Assuming $X_1,\ldots,X_n$ are independent and identically distributed,

$$E\left[\sum_{i=1}^n \frac{X_i}{X_{(n)}}\right]=\sum_{i=1}^n E\left[\frac{X_{i}}{X_{(n)}}\right]=nE\left[\frac{X_1}{X_{(n)}}\right]$$

This can be evaluated by showing that $X_1/X_{(n)}$ is independent of $X_{(n)}$, so that

$$E\left[X_1\right]=E\left[\frac{X_1}{X_{(n)}}\cdot X_{(n)}\right]=E\left[\frac{X_1}{X_{(n)}}\right]\cdot E\left[X_{(n)}\right]$$

Thus giving $$E\left[\frac{X_1}{X_{(n)}}\right]=\frac{E\left[X_1\right]}{E\left[X_{(n)}\right]}$$

The independence can be argued using Basu's theorem since the distribution of $\frac{X_1}{X_{(n)}}=\frac{X_1/b}{X_{(n)}/b}$ is free of $b$ (making $\frac{X_1}{X_{(n)}}$ an ancillary statistic) and $X_{(n)}$ is a complete sufficient statistic for $b$.

Answer 2

Basu's theorem says that a complete sufficient statistic is independent of an ancillary statistic.

To say that $X_{(n)} = \max\{X_1,\ldots,X_n\}$ is sufficient for this family of distributions (parametrized by $b$) means that the conditional distribution of $X_1,\ldots,X_n$ given $X_{(n)}$ does not depend on the value of $b.$

To say that $X_{(n)}$ is complete means there is no function $g$ (not depending on $b$) for which $\operatorname E(g(X_{(n)}))$ remains equal to $0$ as $b$ changes.

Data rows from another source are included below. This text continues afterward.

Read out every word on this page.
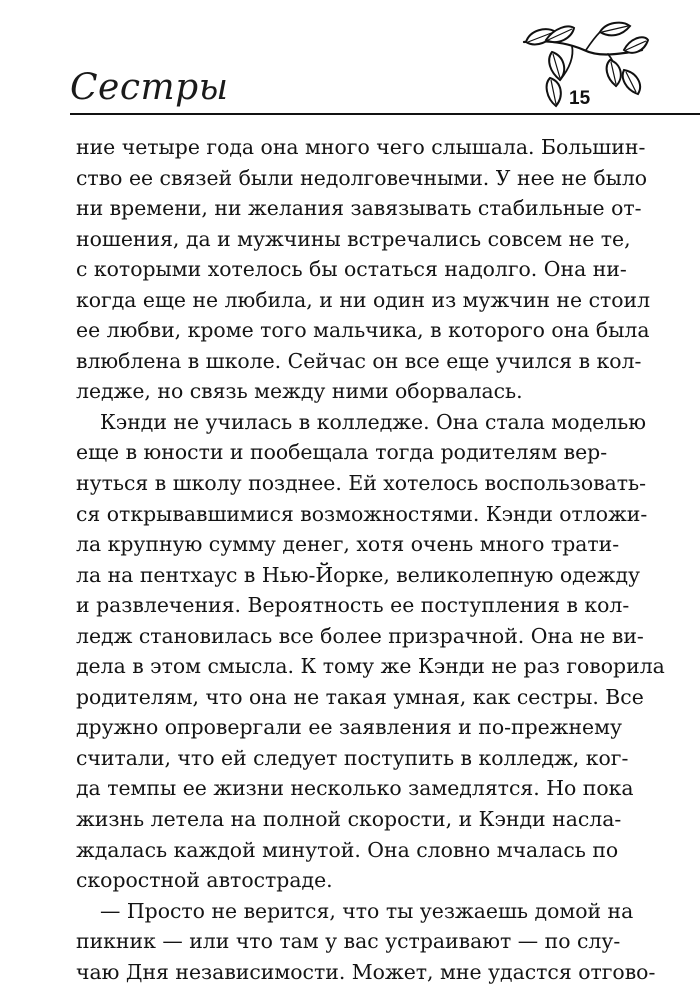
Сестры	15
ние четыре года она много чего слышала. Большин-
ство ее связей были недолговечными. У нее не было
ни времени, ни желания завязывать стабильные от-
ношения, да и мужчины встречались совсем не те,
с которыми хотелось бы остаться надолго. Она ни-
когда еще не любила, и ни один из мужчин не стоил
ее любви, кроме того мальчика, в которого она была
влюблена в школе. Сейчас он все еще учился в кол-
ледже, но связь между ними оборвалась.
Кэнди не училась в колледже. Она стала моделью
еще в юности и пообещала тогда родителям вер-
нуться в школу позднее. Ей хотелось воспользовать-
ся открывавшимися возможностями. Кэнди отложи-
ла крупную сумму денег, хотя очень много трати-
ла на пентхаус в Нью-Йорке, великолепную одежду
и развлечения. Вероятность ее поступления в кол-
ледж становилась все более призрачной. Она не ви-
дела в этом смысла. К тому же Кэнди не раз говорила
родителям, что она не такая умная, как сестры. Все
дружно опровергали ее заявления и по-прежнему
считали, что ей следует поступить в колледж, ког-
да темпы ее жизни несколько замедлятся. Но пока
жизнь летела на полной скорости, и Кэнди насла-
ждалась каждой минутой. Она словно мчалась по
скоростной автостраде.
— Просто не верится, что ты уезжаешь домой на
пикник — или что там у вас устраивают — по слу-
чаю Дня независимости. Может, мне удастся отгово-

To say that $\dfrac{X_i}{X_{(n)}}$ is an ancillary statistic means that its probability distribution remains the same as $b$ changes, even though $\dfrac{X_i}{X_{(n)}}$ depends on $(X_1,\ldots,X_n,b)$ only through $(X_1,\ldots,X_n).$

If all of that is shown, then what Basu's theorem tells you is that $\dfrac{X_i}{X_{(n)}}$ and $X_{(n)}$ are independent.

That is what makes it possible to conclude that the expected value of their product is the product of their expected values, and then the rest is routine.